The current COVID-19 pandemic and the University of Nebraska–Lincoln’s call for innovative courses for its three-week session in December was the impetus behind the creation of a new class exploring schools’ roles in meatpacking communities.
“TEAC 431J/831J: Pandemics, Schools, and Helping Meatpacking Communities Recover from COVID-19” was a brand new offering during the winter interim. But the origins of the course date back much further, and the three faculty members co-teaching the course hope its impacts are equally long-lasting.
As a graduate student in anthropology in the early 1990s, Ted Hamann, professor of teaching, learning and teacher education, became interested in the ways in which small towns across the heartland of America were navigating a demographic change as meatpacking plants began hiring more workers of Mexican origin.
“My interest then and now was always as an anthropologist of education,” Hamann said. “The question was, ‘How does this workplace change matter for schools?’ So, thinking about these kinds of communities has been in the back of my mind for the bulk of my academic career.”

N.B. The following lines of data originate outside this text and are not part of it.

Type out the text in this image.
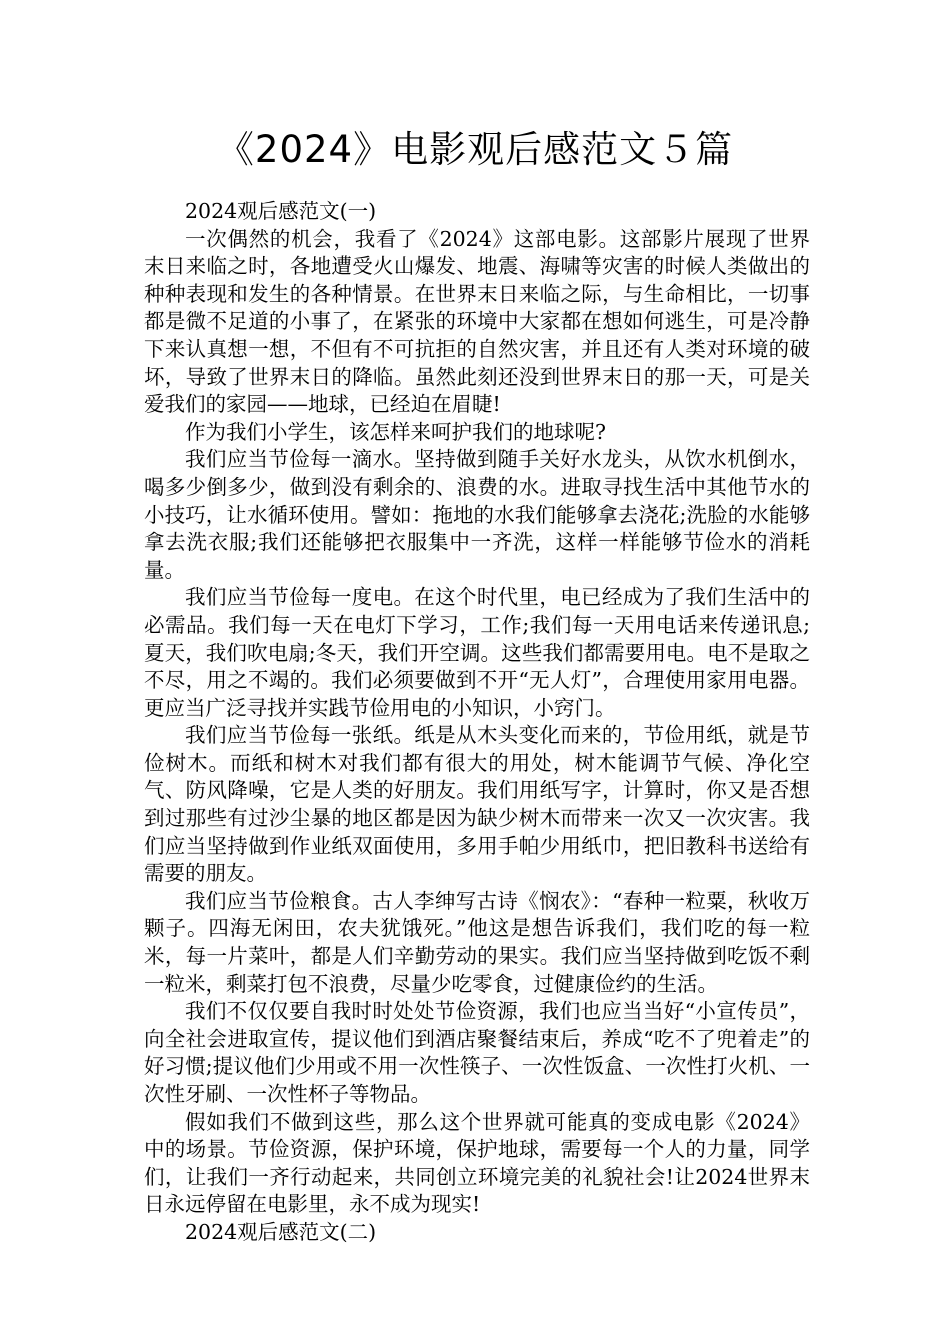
《2024》电影观后感范文５篇

2024观后感范文(一)

一次偶然的机会，我看了《2024》这部电影。这部影片展现了世界末日来临之时，各地遭受火山爆发、地震、海啸等灾害的时候人类做出的种种表现和发生的各种情景。在世界末日来临之际，与生命相比，一切事都是微不足道的小事了，在紧张的环境中大家都在想如何逃生，可是冷静下来认真想一想，不但有不可抗拒的自然灾害，并且还有人类对环境的破坏，导致了世界末日的降临。虽然此刻还没到世界末日的那一天，可是关爱我们的家园——地球，已经迫在眉睫!

作为我们小学生，该怎样来呵护我们的地球呢?

我们应当节俭每一滴水。坚持做到随手关好水龙头，从饮水机倒水，喝多少倒多少，做到没有剩余的、浪费的水。进取寻找生活中其他节水的小技巧，让水循环使用。譬如：拖地的水我们能够拿去浇花;洗脸的水能够拿去洗衣服;我们还能够把衣服集中一齐洗，这样一样能够节俭水的消耗量。

我们应当节俭每一度电。在这个时代里，电已经成为了我们生活中的必需品。我们每一天在电灯下学习，工作;我们每一天用电话来传递讯息;夏天，我们吹电扇;冬天，我们开空调。这些我们都需要用电。电不是取之不尽，用之不竭的。我们必须要做到不开“无人灯”，合理使用家用电器。更应当广泛寻找并实践节俭用电的小知识，小窍门。

我们应当节俭每一张纸。纸是从木头变化而来的，节俭用纸，就是节俭树木。而纸和树木对我们都有很大的用处，树木能调节气候、净化空气、防风降噪，它是人类的好朋友。我们用纸写字，计算时，你又是否想到过那些有过沙尘暴的地区都是因为缺少树木而带来一次又一次灾害。我们应当坚持做到作业纸双面使用，多用手帕少用纸巾，把旧教科书送给有需要的朋友。

我们应当节俭粮食。古人李绅写古诗《悯农》：“春种一粒粟，秋收万颗子。四海无闲田，农夫犹饿死。”他这是想告诉我们，我们吃的每一粒米，每一片菜叶，都是人们辛勤劳动的果实。我们应当坚持做到吃饭不剩一粒米，剩菜打包不浪费，尽量少吃零食，过健康俭约的生活。

我们不仅仅要自我时时处处节俭资源，我们也应当当好“小宣传员”，向全社会进取宣传，提议他们到酒店聚餐结束后，养成“吃不了兜着走”的好习惯;提议他们少用或不用一次性筷子、一次性饭盒、一次性打火机、一次性牙刷、一次性杯子等物品。

假如我们不做到这些，那么这个世界就可能真的变成电影《2024》中的场景。节俭资源，保护环境，保护地球，需要每一个人的力量，同学们，让我们一齐行动起来，共同创立环境完美的礼貌社会!让2024世界末日永远停留在电影里，永不成为现实!

2024观后感范文(二)
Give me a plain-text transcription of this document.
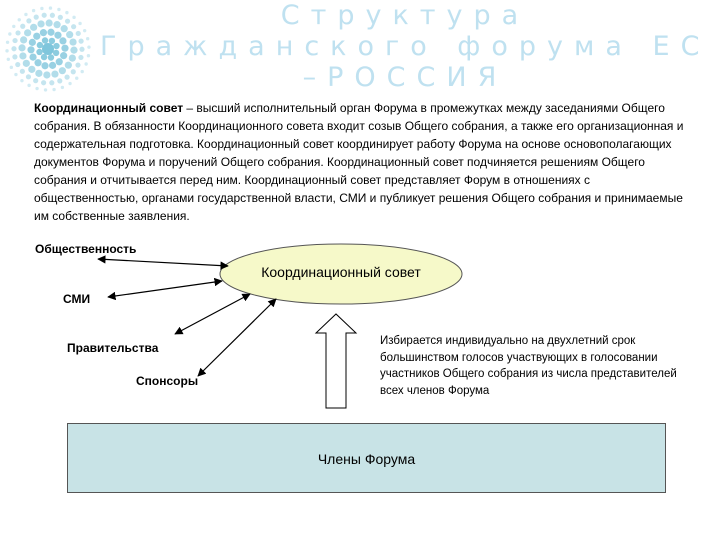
Структура
Гражданского форума ЕС
–РОССИЯ
Координационный совет – высший исполнительный орган Форума в промежутках между заседаниями Общего собрания. В обязанности Координационного совета входит созыв Общего собрания, а также его организационная и содержательная подготовка. Координационный совет координирует работу Форума на основе основополагающих документов Форума и поручений Общего собрания. Координационный совет подчиняется решениям Общего собрания и отчитывается перед ним. Координационный совет представляет Форум в отношениях с общественностью, органами государственной власти, СМИ и публикует решения Общего собрания и принимаемые им собственные заявления.
Координационный совет
Общественность
СМИ
Правительства
Спонсоры
Избирается индивидуально на двухлетний срок большинством голосов участвующих в голосовании участников Общего собрания из числа представителей всех членов Форума
Члены Форума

In July, when he began thinking about this particular course, Hamann reached out to Amanda Morales, associate professor in teaching, learning and teacher education, and Ricardo Martinez, incoming assistant professor, inviting them to co-teach with him. Morales has experience working in meatpacking communities in Kansas and an interest in expanding and diversifying who enters the teacher education pipeline, and Martinez has experience working in meatpacking communities in Iowa through a community-based organization, so Hamann saw them both as natural fits to co-teach the course.
When they submitted their proposal for the course, the goal was to have four to eight undergraduate students and eight to 12 graduate students. They ended up with 25 students enrolled – 12 undergraduates and 13 graduate students, seven of whom are doctoral students.
The course focuses on seven meatpacking communities in Nebraska — Crete, Grand Island, Lexington, Madison, Schuyler, South Sioux City, and Wakefield. It includes pre-recorded interviews with the superintendents from Crete Public Schools, South Sioux City Community Schools and Wakefield Community School, as well as live discussions with Nebraska Commissioner of Education Matthew Blomstedt and local Lincoln High School educator and activist, Maira Méndez.
“The idea is that we will share historical and current context and data, as well as some of the nuances of these communities,” Morales said. “We want to share some ideas that we have been thinking through, and then engage the students in thought exercises that extend or build on their own curiosities.”
The fact that meatpacking communities have been especially hard-hit by the COVID-19 pandemic is one area of focus for the course, while the idea of schools being places where community is created is another key aspect.
“In rural areas, schools are the site where parents of different kids come together because there is a play, because there is a football game, because there is a parent-teacher conference,” Hamann said. “Schools are a place where community happens, and in this course, we want to explore schools as a setting where if a community is suffering because of the pandemic, maybe schools are a source of their rejuvenation or resilience.”
For the final project, students will work in small groups to develop community partnership grant proposals.
“We’re focusing on this sustained community healing,” Martinez said. “We’re not experts in the biology and what’s happening with coronavirus, but you could give a community the cure and a million dollars right now, and without the proper education, it’ll never lead to something revolutionary. We want the grants to be in service to the community. The communities are the priority.”
In addition to being able to positively impact some of these communities through future grants, Hamann, Morales and Martinez hope the course helps build lasting connections to the communities, and particularly the young people in them. Several superintendents, for example, have expressed interest in having Morales and Martinez share their stories as first-generation college students who then also went on to graduate studies.
“One of the superintendents suggested it would be a great opportunity to set up current undergraduate pre-service teachers as mentors for prospective high school students in that district,” Hamann said. “That’s exactly the kind of thing that we want to do. Those are the enduring possible community pieces that this class is enabling. We anticipate and we desire having relationships in these places for longer than just through Dec. 18.”